I've done digging at the Google News archives, which includes items from the New York Times and ProQuest, but haven't found any article specifically mentioning a "radio and electrical show" from 1925 in Kansas. There were several exhibitions in different cities - Hartford in 1924 and Chicago and New York in different years in the 1920s. I did find some references to KFKX serving mid-West listeners with farm reports; it was moved to Chicago in 1927. Some simple networks and experiments with remote broadcasts were heard at the time, particularly the Democratic Convention and National Defense Day broadcasts in 1924 and the Cooledge inauguration in early 1925.
I also found this curious little excerpt at archive.org of "The Rape of Radio", a book published in 1941 by Robert West, Director of the Radio Arts Guild of America:
"Bill Hay, the perennial Amos 'n' Andy announcer, once taught piano and ran a radio store. For two years he read and announced his own program, with potato sacks for sound-proofing and open windows to admit the air on the now extinct KFKX of Hastings, Nebraska."
Potato sacks for sound-proofing? That certainly sounds like early radio. Or a dot-com start-up company.
So what do you think about the recording? Please feel free to leave your comments with your own ideas and any info you might run into.
Elizabeth McLeod quickly wrote in on the disc, as she's familiar with it.
The original is a New Flexo disc, a flexible celluliod record from the 1920s that was used for advertising.

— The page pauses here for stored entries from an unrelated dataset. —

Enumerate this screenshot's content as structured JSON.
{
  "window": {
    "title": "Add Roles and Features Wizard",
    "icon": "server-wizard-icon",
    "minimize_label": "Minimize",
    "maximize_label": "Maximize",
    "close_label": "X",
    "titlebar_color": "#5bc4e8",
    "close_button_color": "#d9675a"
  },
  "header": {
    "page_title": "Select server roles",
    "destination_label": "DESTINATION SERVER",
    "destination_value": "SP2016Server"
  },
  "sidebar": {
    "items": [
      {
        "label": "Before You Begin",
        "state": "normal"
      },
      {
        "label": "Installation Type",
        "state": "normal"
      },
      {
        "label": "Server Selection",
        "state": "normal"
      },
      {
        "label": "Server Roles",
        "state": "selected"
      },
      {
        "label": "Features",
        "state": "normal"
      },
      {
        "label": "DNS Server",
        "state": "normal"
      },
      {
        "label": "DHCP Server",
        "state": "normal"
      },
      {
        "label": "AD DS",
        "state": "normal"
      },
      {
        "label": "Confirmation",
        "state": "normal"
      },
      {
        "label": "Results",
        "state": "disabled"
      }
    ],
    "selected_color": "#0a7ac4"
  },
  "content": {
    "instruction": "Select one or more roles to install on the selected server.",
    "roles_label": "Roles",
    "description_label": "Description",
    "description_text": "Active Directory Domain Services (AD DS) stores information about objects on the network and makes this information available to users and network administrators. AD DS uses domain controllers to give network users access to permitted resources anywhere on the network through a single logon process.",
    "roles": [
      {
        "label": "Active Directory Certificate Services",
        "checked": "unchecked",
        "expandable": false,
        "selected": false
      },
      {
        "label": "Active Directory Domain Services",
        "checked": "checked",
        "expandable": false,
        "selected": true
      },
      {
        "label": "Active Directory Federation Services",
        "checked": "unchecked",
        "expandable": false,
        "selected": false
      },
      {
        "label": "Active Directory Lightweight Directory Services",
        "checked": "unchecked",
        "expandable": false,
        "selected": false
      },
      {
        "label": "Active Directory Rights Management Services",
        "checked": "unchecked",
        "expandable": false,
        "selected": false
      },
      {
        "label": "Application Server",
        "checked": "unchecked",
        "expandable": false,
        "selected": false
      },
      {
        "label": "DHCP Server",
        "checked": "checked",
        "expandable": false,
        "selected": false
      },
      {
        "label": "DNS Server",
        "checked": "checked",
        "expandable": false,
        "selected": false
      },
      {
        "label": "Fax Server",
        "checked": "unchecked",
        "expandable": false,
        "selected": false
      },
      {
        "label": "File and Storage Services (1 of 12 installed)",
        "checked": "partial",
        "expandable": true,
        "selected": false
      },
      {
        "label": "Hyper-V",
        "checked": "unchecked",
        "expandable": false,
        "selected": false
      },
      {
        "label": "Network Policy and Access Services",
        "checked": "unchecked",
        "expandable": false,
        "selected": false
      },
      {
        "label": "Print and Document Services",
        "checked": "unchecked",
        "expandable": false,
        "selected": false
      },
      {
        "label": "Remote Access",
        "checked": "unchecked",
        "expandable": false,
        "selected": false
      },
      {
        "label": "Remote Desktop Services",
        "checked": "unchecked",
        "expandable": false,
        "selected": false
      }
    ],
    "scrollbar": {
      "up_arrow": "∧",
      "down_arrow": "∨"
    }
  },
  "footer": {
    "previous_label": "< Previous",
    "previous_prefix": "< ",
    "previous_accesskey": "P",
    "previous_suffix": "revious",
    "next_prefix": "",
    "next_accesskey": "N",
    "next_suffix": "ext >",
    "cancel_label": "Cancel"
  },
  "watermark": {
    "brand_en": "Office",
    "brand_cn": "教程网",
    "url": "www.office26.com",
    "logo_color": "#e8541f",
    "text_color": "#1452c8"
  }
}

"It's a dub of a souvenir recording made at the trade show -- all of those announcers were there in person and took their turns recreating their traditional station IDs. It was a gathering of mostly Southern and Western broadcasters of the sort that was very common in the mid-twenties. I don't have a specific date, but I imagine you'd find it mentioned in Radio Digest that summer.
"The WSB announcer is Lamdin Kay, who was one of the most famous radio personalities in the country at the time, and the first to use chimes as a station id signal. The Texas station is WBAP in Fort Worth.
"Bill Hay indeed started his radio career at KFKX, which was in the same building as the piano company where he'd worked as a salesman."